Friday, April 2, 2010

Pour Out

It’s easy for me to lose track of time, of days, of events.

While nothing about my days are consistent, I do find myself in a routine of managing the day… when to take my meds, what to take, figuring out if I need to rest or to move, deciding what I can do later based on what I’m trying to do in the moment. It’s different every day, but it’s my version of a daily routine.

And the world keeps going on outside my bubble. I watch the news in the evening and discover we had a warm weather day. I talk to a friend on the phone and hear about changes around town and activities that are starting for their kids. I ask about the next weekend’s plans and discover… it’s Easter. And discover, yet again, the date has gotten away from me.
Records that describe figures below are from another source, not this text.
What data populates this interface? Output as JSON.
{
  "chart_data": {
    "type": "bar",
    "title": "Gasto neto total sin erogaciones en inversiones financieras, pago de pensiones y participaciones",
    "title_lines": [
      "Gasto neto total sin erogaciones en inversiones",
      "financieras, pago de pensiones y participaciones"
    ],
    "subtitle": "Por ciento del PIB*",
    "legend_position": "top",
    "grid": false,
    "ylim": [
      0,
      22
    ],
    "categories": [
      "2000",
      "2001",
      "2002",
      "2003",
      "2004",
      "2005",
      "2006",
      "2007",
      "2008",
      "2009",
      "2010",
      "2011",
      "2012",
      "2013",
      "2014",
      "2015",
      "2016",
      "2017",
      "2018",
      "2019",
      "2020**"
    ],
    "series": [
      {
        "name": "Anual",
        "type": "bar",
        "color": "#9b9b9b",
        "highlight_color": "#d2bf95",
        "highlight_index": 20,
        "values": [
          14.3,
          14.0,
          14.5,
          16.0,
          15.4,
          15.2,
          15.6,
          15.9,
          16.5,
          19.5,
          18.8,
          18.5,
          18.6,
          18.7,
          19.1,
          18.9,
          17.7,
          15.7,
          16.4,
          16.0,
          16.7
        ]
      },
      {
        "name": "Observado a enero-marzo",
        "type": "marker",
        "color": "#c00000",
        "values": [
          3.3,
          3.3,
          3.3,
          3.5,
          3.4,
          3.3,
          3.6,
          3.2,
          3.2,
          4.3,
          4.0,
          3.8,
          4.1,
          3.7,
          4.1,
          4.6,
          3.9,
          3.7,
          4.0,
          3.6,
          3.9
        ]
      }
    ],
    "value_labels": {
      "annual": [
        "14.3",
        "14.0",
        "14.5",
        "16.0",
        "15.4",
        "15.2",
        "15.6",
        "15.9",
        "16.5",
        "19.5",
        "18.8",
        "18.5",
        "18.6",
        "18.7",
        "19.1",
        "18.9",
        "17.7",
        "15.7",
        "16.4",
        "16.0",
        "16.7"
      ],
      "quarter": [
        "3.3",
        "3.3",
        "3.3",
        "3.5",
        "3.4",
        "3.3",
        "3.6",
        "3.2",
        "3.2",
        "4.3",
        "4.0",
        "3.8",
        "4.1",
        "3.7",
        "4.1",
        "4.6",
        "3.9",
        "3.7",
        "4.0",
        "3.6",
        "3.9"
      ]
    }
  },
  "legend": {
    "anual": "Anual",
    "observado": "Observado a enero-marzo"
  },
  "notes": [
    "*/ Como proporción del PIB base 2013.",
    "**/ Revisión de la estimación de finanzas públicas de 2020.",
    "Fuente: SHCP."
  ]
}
Yes, I can definitely lose track.

In years past, Easter would never have escaped my attention because I would have been serving at my church. I would have been helping with liturgy planning, practicing music for the many Holy Week services, some years even sponsoring members to join our church in the sacraments of Baptism and Confirmation on Holy Saturday.

We’d plan for the washing of the feet on Thursday night. I would be overwhelmed by the sound of hammering nails during Good Friday services as we would sing “Were You There.” And, while some would complain about our three hour sunset services on Holy Saturday, I would often find the time going by too quickly as people would step into our baptismal font to be immersed in the waters of baptism. The three days leading up to Easter Sunday were what helped give that Sunday Mass its meaning.

I loved serving at all of it.

As I sat here thinking about it today, thinking of how being taken out of the routine can leave me not knowing which weekend Easter falls on, it occurred to me that Holy Thursday, Good Friday, Holy Saturday and Easter Sunday should be treated as days that could fall on any week of the year. I should be ready… in servant mode… so even if the day snuck up on me I would be ready to celebrate His resurrection.

I can be praising, honoring and preparing for that day every day. I can always find ways to serve. That was my focus this Lent, as I talked about being aware of acting as His hands and feet. Some days I did well… others, not so much. But one weekend, as I was joining in my friends’ church services online, I got a new perspective on how important it is to be a servant.

They were preaching on the story of Jesus’ first miracle, when He changed the water into wine at the wedding. The part of the story I never really thought about before is that the guests didn’t know about the miracle, but the SERVANTS did. They trusted this man who told them to fill their jugs with water, and they trusted when they were told to pour the liquid into the waiting cups of the guests.

They trusted Jesus. They served others as they were instructed to do. And they saw the miracle of something plain and bland turning into something colorful and rich. Jesus could have performed the miracle of turning water into wine, but no one would have known if there was no one to serve it to the people.

When we are servants, we see the miracles.

When we serve, the miracles are poured out to others.

We are water. We become wine in the moment we serve. We are unqualified, but He qualifies us if we step out in faith.

This man, this son of God who was sacrificed for our sins… who walked the long road with thorns on His head and a cross on His back… this man who humbled Himself to serve with His life as an offering for the sins we had yet to commit…

He did all of that so we could live.

He took the water of our lives and made us wine. He turned us from something bland into something colorful and rich.

And the only way the world will know about it is if we choose to be His servants. If we choose to pour out the miracle of His resurrection to those who are thirsty, waiting with their empty cups.

I will lose track of the days this year. I pray I don’t lose sight of my role as a servant. He sacrificed too much for me to not pay attention.